Она вдруг замолчала, накрыла рукой руку К., словно желая его успокоить, и прошептала:
— Тихо, Бертольд на нас смотрит.
К. медленно поднял взгляд. В дверях комнаты заседаний стоял молодой человек; он был маленького роста, имел не совсем прямые ноги и короткую реденькую рыжеватую бородку, которую все время поглаживал пальцами, стараясь придать себе значительности. К. смотрел на него с любопытством, ведь это был первый студент неведомого правоведения, которого он встречал, условно говоря, в человеческом облике, а также будущий чиновник, который когда-нибудь, возможно, дорастет до высокого служебного места. Напротив, студент, казалось, не обращал на К. никакого внимания, он лишь одним пальцем, который на мгновение выставил из своей бороды, поманил женщину и отошел к окну; женщина склонилась к К. и зашептала:
— Не сердитесь на меня, очень, очень вас прошу, и не думайте обо мне плохо, я должна сейчас пойти к нему, к этому ужасному человеку, посмотрите только на его кривые ноги. Но я сразу же вернусь и тогда пойду с вами, если вы меня возьмете с собой, я пойду, куда вы захотите, вы сможете со мной сделать все, что захотите, я буду счастлива уйти как можно дальше отсюда и так надолго, как только можно, а лучше всего, конечно, навсегда.

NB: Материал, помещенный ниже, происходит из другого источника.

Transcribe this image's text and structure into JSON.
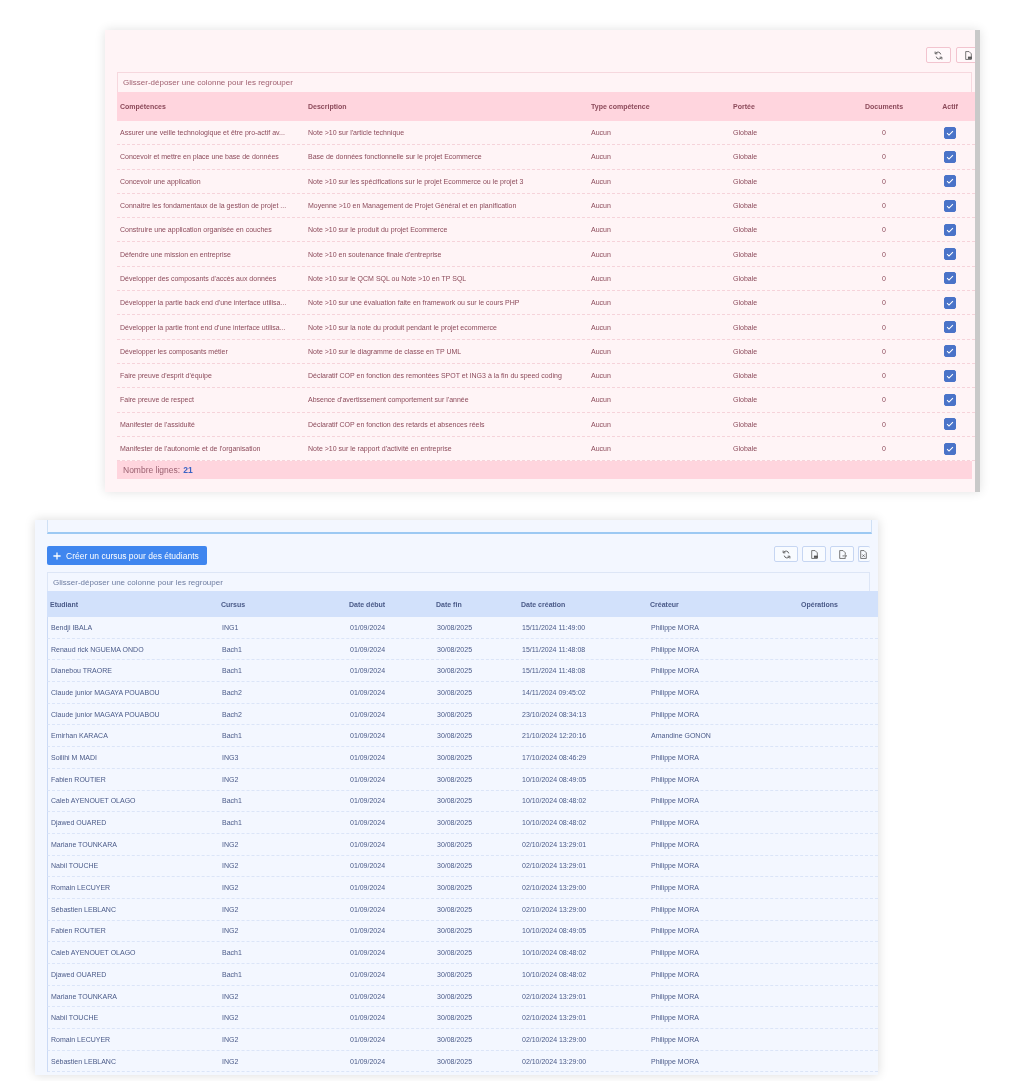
{
  "competences_panel": {
    "toolbar": [
      {
        "kind": "refresh"
      },
      {
        "kind": "pdf"
      }
    ],
    "group_hint": "Glisser-déposer une colonne pour les regrouper",
    "columns": [
      "Compétences",
      "Description",
      "Type compétence",
      "Portée",
      "Documents",
      "Actif"
    ],
    "rows": [
      {
        "competence": "Assurer une veille technologique et être pro-actif av...",
        "description": "Note >10 sur l'article technique",
        "type": "Aucun",
        "portee": "Globale",
        "documents": "0",
        "actif": true
      },
      {
        "competence": "Concevoir et mettre en place une base de données",
        "description": "Base de données fonctionnelle sur le projet Ecommerce",
        "type": "Aucun",
        "portee": "Globale",
        "documents": "0",
        "actif": true
      },
      {
        "competence": "Concevoir une application",
        "description": "Note >10 sur les spécifications sur le projet Ecommerce ou le projet 3",
        "type": "Aucun",
        "portee": "Globale",
        "documents": "0",
        "actif": true
      },
      {
        "competence": "Connaitre les fondamentaux de la gestion de projet ...",
        "description": "Moyenne >10 en Management de Projet Général et en planification",
        "type": "Aucun",
        "portee": "Globale",
        "documents": "0",
        "actif": true
      },
      {
        "competence": "Construire une application organisée en couches",
        "description": "Note >10 sur le produit du projet Ecommerce",
        "type": "Aucun",
        "portee": "Globale",
        "documents": "0",
        "actif": true
      },
      {
        "competence": "Défendre une mission en entreprise",
        "description": "Note >10 en soutenance finale d'entreprise",
        "type": "Aucun",
        "portee": "Globale",
        "documents": "0",
        "actif": true
      },
      {
        "competence": "Développer des composants d'accès aux données",
        "description": "Note >10 sur le QCM SQL ou Note >10 en TP SQL",
        "type": "Aucun",
        "portee": "Globale",
        "documents": "0",
        "actif": true
      },
      {
        "competence": "Développer la partie back end d'une interface utilisa...",
        "description": "Note >10 sur une évaluation faite en framework ou sur le cours PHP",
        "type": "Aucun",
        "portee": "Globale",
        "documents": "0",
        "actif": true
      },
      {
        "competence": "Développer la partie front end d'une interface utilisa...",
        "description": "Note >10 sur la note du produit pendant le projet ecommerce",
        "type": "Aucun",
        "portee": "Globale",
        "documents": "0",
        "actif": true
      },
      {
        "competence": "Développer les composants métier",
        "description": "Note >10 sur le diagramme de classe en TP UML",
        "type": "Aucun",
        "portee": "Globale",
        "documents": "0",
        "actif": true
      },
      {
        "competence": "Faire preuve d'esprit d'équipe",
        "description": "Déclaratif COP en fonction des remontées SPOT et ING3 à la fin du speed coding",
        "type": "Aucun",
        "portee": "Globale",
        "documents": "0",
        "actif": true
      },
      {
        "competence": "Faire preuve de respect",
        "description": "Absence d'avertissement comportement sur l'année",
        "type": "Aucun",
        "portee": "Globale",
        "documents": "0",
        "actif": true
      },
      {
        "competence": "Manifester de l'assiduité",
        "description": "Déclaratif COP en fonction des retards et absences réels",
        "type": "Aucun",
        "portee": "Globale",
        "documents": "0",
        "actif": true
      },
      {
        "competence": "Manifester de l'autonomie et de l'organisation",
        "description": "Note >10 sur le rapport d'activité en entreprise",
        "type": "Aucun",
        "portee": "Globale",
        "documents": "0",
        "actif": true
      }
    ],
    "footer": {
      "label": "Nombre lignes:",
      "count": "21"
    }
  },
  "cursus_panel": {
    "create_button": "Créer un cursus pour des étudiants",
    "toolbar": [
      {
        "kind": "refresh"
      },
      {
        "kind": "pdf"
      },
      {
        "kind": "export"
      },
      {
        "kind": "excel"
      }
    ],
    "group_hint": "Glisser-déposer une colonne pour les regrouper",
    "columns": [
      "Etudiant",
      "Cursus",
      "Date début",
      "Date fin",
      "Date création",
      "Créateur",
      "Opérations"
    ],
    "rows": [
      {
        "etudiant": "Bendji IBALA",
        "cursus": "ING1",
        "date_debut": "01/09/2024",
        "date_fin": "30/08/2025",
        "date_creation": "15/11/2024 11:49:00",
        "createur": "Philippe MORA"
      },
      {
        "etudiant": "Renaud rick NGUEMA ONDO",
        "cursus": "Bach1",
        "date_debut": "01/09/2024",
        "date_fin": "30/08/2025",
        "date_creation": "15/11/2024 11:48:08",
        "createur": "Philippe MORA"
      },
      {
        "etudiant": "Dianebou TRAORE",
        "cursus": "Bach1",
        "date_debut": "01/09/2024",
        "date_fin": "30/08/2025",
        "date_creation": "15/11/2024 11:48:08",
        "createur": "Philippe MORA"
      },
      {
        "etudiant": "Claude junior MAGAYA POUABOU",
        "cursus": "Bach2",
        "date_debut": "01/09/2024",
        "date_fin": "30/08/2025",
        "date_creation": "14/11/2024 09:45:02",
        "createur": "Philippe MORA"
      },
      {
        "etudiant": "Claude junior MAGAYA POUABOU",
        "cursus": "Bach2",
        "date_debut": "01/09/2024",
        "date_fin": "30/08/2025",
        "date_creation": "23/10/2024 08:34:13",
        "createur": "Philippe MORA"
      },
      {
        "etudiant": "Emirhan KARACA",
        "cursus": "Bach1",
        "date_debut": "01/09/2024",
        "date_fin": "30/08/2025",
        "date_creation": "21/10/2024 12:20:16",
        "createur": "Amandine GONON"
      },
      {
        "etudiant": "Soilihi M MADI",
        "cursus": "ING3",
        "date_debut": "01/09/2024",
        "date_fin": "30/08/2025",
        "date_creation": "17/10/2024 08:46:29",
        "createur": "Philippe MORA"
      },
      {
        "etudiant": "Fabien ROUTIER",
        "cursus": "ING2",
        "date_debut": "01/09/2024",
        "date_fin": "30/08/2025",
        "date_creation": "10/10/2024 08:49:05",
        "createur": "Philippe MORA"
      },
      {
        "etudiant": "Caleb AYENOUET OLAGO",
        "cursus": "Bach1",
        "date_debut": "01/09/2024",
        "date_fin": "30/08/2025",
        "date_creation": "10/10/2024 08:48:02",
        "createur": "Philippe MORA"
      },
      {
        "etudiant": "Djawed OUARED",
        "cursus": "Bach1",
        "date_debut": "01/09/2024",
        "date_fin": "30/08/2025",
        "date_creation": "10/10/2024 08:48:02",
        "createur": "Philippe MORA"
      },
      {
        "etudiant": "Mariane TOUNKARA",
        "cursus": "ING2",
        "date_debut": "01/09/2024",
        "date_fin": "30/08/2025",
        "date_creation": "02/10/2024 13:29:01",
        "createur": "Philippe MORA"
      },
      {
        "etudiant": "Nabil TOUCHE",
        "cursus": "ING2",
        "date_debut": "01/09/2024",
        "date_fin": "30/08/2025",
        "date_creation": "02/10/2024 13:29:01",
        "createur": "Philippe MORA"
      },
      {
        "etudiant": "Romain LECUYER",
        "cursus": "ING2",
        "date_debut": "01/09/2024",
        "date_fin": "30/08/2025",
        "date_creation": "02/10/2024 13:29:00",
        "createur": "Philippe MORA"
      },
      {
        "etudiant": "Sébastien LEBLANC",
        "cursus": "ING2",
        "date_debut": "01/09/2024",
        "date_fin": "30/08/2025",
        "date_creation": "02/10/2024 13:29:00",
        "createur": "Philippe MORA"
      },
      {
        "etudiant": "Fabien ROUTIER",
        "cursus": "ING2",
        "date_debut": "01/09/2024",
        "date_fin": "30/08/2025",
        "date_creation": "10/10/2024 08:49:05",
        "createur": "Philippe MORA"
      },
      {
        "etudiant": "Caleb AYENOUET OLAGO",
        "cursus": "Bach1",
        "date_debut": "01/09/2024",
        "date_fin": "30/08/2025",
        "date_creation": "10/10/2024 08:48:02",
        "createur": "Philippe MORA"
      },
      {
        "etudiant": "Djawed OUARED",
        "cursus": "Bach1",
        "date_debut": "01/09/2024",
        "date_fin": "30/08/2025",
        "date_creation": "10/10/2024 08:48:02",
        "createur": "Philippe MORA"
      },
      {
        "etudiant": "Mariane TOUNKARA",
        "cursus": "ING2",
        "date_debut": "01/09/2024",
        "date_fin": "30/08/2025",
        "date_creation": "02/10/2024 13:29:01",
        "createur": "Philippe MORA"
      },
      {
        "etudiant": "Nabil TOUCHE",
        "cursus": "ING2",
        "date_debut": "01/09/2024",
        "date_fin": "30/08/2025",
        "date_creation": "02/10/2024 13:29:01",
        "createur": "Philippe MORA"
      },
      {
        "etudiant": "Romain LECUYER",
        "cursus": "ING2",
        "date_debut": "01/09/2024",
        "date_fin": "30/08/2025",
        "date_creation": "02/10/2024 13:29:00",
        "createur": "Philippe MORA"
      },
      {
        "etudiant": "Sébastien LEBLANC",
        "cursus": "ING2",
        "date_debut": "01/09/2024",
        "date_fin": "30/08/2025",
        "date_creation": "02/10/2024 13:29:00",
        "createur": "Philippe MORA"
      }
    ]
  }
}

Она еще погладила напоследок руку К., вскочила и побежала к окну. К., невольно попытавшийся поймать ее руку, схватил пустоту. Эта женщина в самом деле увлекла его и, несмотря на все сомнительные обстоятельства, он не находил такой веской причины, по которой он не должен был поддаваться этому увлечению. Мимолетное подозрение, что эта женщина ловит его для суда, он без труда отвел. Каким образом она могла его поймать? Разве он не оставался по-прежнему так свободен, что весь этот суд, по крайней мере, в части, его касающейся, мог разгромить в один момент? Разве у него не было оснований для этой маленькой уверенности в себе? А ее предложение помочь звучало искренне и, может быть, не было уж совсем ничего не стоящим. И в плане мести этому следователю и всем его прихвостням — что могло быть лучше, чем увести у них эту женщину и присвоить ее? Тогда могло бы когда-нибудь случиться и так, что этот следователь, после изнурительной работы над своими лживыми отчетами о К., поздней ночью нашел бы кровать этой женщины пустой. И пустой потому, что она принадлежала бы К., потому, что эта женщина у окна, это пышное, гибкое, теплое тело в темном платье из грубой, тяжелой материи целиком принадлежало бы только К.
После того как он таким образом устранил все сомнения в отношении этой женщины, тихий разговор двоих у окна показался ему слишком долгим и он постучал по подиуму костяшками пальцев, а потом и кулаком. Студент бросил короткий взгляд через плечо женщины в сторону К., но не воспринял его как помеху, более того, он даже теснее прижался к женщине и обнял ее. Она низко склонила голову, с виду внимательно его слушая, а он, когда она склонилась, звучно поцеловал ее в шею, не прерывая сколько-нибудь значительно течения своей речи. Увидев в этом подтверждение той тирании, которую, как жаловалась женщина, этот студент над нею осуществлял, К. встал и начал прохаживаться по комнате взад и вперед. Искоса поглядывая на студента, он обдумывал, как бы наибыстрейшим образом выставить его отсюда, и потому не испытал неприятных чувств, когда студент, очевидно потревоженный этим хождением К., которое временами уже переходило в топанье, заметил:
— Если вам невтерпеж, так можете и убираться отсюда. Могли бы уже и раньше убраться, никто в вас здесь не нуждается. Да вы даже и обязаны были уйти, и именно при моем появлении, и именно немедленно.
В этом замечании, наверное, выплеснулась вся ярость, какая только была возможна, но, во всяком случае, в нем было и высокомерие будущего члена суда, говорящего с ненавистным обвиняемым. К. остановился совсем близко от него и сказал, усмехаясь:
— Мне не терпится, это верно, но устранить это нетерпение будет легче всего, если нас покинете вы. Но если вы, может быть, пришли сюда, чтобы заниматься, — я слышал, что вы студент, — то я охотно освобожу вам место и уйду вместе с этой женщиной. А вам, кстати, еще много предстоит занятий, прежде чем вы станете судьей. Хотя я знаком еще не со всеми деталями вашего судопроизводства, но полагаю, что одним только произнесением грубых речей, каковым искусством вы, впрочем, уже до бесстыдства хорошо овладели, дело далеко еще не исчерпывается.